Nacido en Jaén en 1998, me decanté por estudiar Historia y Periodismo en la Universidad Rey Juan Carlos durante 2016 y 2022. Desde entonces, mi trabajo se ha centrado en contar la actualidad con contexto, intentando entender no solo lo que ocurre, sino también de dónde viene y qué consecuencias puede tener. Al fin y al cabo, la Historia —aunque a veces parezca dormida— siempre está detrás de los titulares.

 

Sobre qué temas escribo

Como vocación, los asuntos históricos me llaman mucho la atención, pero durante los últimos años, la "actualidad manda", y el ritmo frenético de sucesos económicos, políticos y geopolíticos (casi todos negativos) en un mundo cada vez más convulso acapara gran parte del trabajo de manera diaria. Esto ha provocado que haya desarrollado una gran pasión e interés por entender cómo y por qué ocurren gran parte de todos los acontecimientos históricos que estamos viviendo constantemente.


Intento contar el presente con rigor, con un punto de contexto histórico y, cuando se puede y con una pizca de ironía. Porque incluso en los días más intensos, un poco de perspectiva —y de humor— ayuda a entender mejor lo que pasa.

 

Mi trayectoria

Mi experiencia profesional comenzó allá por 2019, como colaborador en Radio Libertad y Radio Marca, donde cubrí actualidad deportiva diaria y descubrí el vértigo de informar a contrarreloj. Más tarde pasé por AS, donde amplié el foco: además de deporte, seguí temas de actualidad general y aprendí que en el periodismo, a veces, el fuera de juego también puede ser político.
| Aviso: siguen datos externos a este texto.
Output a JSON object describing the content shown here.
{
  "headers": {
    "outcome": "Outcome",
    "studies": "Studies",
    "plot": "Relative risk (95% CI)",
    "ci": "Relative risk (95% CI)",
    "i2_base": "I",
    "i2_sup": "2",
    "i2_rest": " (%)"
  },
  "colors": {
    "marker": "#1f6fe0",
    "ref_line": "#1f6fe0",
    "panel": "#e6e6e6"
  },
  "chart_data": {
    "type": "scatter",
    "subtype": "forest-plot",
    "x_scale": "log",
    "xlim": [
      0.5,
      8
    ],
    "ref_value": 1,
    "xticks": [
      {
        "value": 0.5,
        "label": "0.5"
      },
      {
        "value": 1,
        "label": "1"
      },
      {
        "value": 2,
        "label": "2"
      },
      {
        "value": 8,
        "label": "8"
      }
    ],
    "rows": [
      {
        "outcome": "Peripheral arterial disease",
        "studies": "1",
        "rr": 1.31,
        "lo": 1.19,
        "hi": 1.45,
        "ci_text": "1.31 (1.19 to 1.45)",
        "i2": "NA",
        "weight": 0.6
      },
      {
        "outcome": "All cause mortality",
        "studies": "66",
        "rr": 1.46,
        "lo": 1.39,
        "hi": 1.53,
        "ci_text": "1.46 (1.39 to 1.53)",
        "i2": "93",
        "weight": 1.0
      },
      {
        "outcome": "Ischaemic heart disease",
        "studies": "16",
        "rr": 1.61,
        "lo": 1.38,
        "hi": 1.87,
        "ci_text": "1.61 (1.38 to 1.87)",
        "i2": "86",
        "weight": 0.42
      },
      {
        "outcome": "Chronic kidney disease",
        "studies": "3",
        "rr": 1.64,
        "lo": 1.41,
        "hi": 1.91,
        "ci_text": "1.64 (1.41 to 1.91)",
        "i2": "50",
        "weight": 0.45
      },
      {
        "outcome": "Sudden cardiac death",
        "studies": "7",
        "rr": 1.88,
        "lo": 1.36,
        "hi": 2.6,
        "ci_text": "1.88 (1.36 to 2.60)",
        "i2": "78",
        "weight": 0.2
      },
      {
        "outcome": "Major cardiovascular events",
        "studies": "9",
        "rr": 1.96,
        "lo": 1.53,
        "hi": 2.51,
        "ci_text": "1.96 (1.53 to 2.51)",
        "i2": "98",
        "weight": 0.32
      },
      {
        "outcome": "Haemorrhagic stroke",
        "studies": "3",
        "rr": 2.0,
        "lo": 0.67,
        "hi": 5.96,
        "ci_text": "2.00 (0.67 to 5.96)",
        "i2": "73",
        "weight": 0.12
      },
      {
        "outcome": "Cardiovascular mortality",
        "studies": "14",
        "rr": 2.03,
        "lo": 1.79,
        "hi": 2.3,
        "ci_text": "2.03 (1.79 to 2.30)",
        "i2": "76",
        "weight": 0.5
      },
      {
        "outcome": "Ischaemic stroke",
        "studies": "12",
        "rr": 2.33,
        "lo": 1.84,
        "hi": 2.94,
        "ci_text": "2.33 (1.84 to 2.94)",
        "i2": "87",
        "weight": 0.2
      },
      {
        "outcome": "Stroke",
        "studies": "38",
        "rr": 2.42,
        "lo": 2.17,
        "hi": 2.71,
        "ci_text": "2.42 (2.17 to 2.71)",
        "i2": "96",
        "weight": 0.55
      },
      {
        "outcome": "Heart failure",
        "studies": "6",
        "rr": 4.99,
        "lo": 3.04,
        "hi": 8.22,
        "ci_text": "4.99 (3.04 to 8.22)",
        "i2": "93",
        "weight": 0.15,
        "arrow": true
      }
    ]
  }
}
En enero de 2023 me incorporé a El HuffPost, donde escribo sobre política, sociedad y actualidad en todo tipo de frentes: desde elecciones hasta debates nacionales e internacionales, deporte y sucesos (un poco de todo). En definitiva, todo lo que marca la conversación pública y, en general, todo aquello que explica por qué el mundo gira como gira (y por qué a veces parece hacerlo del revés).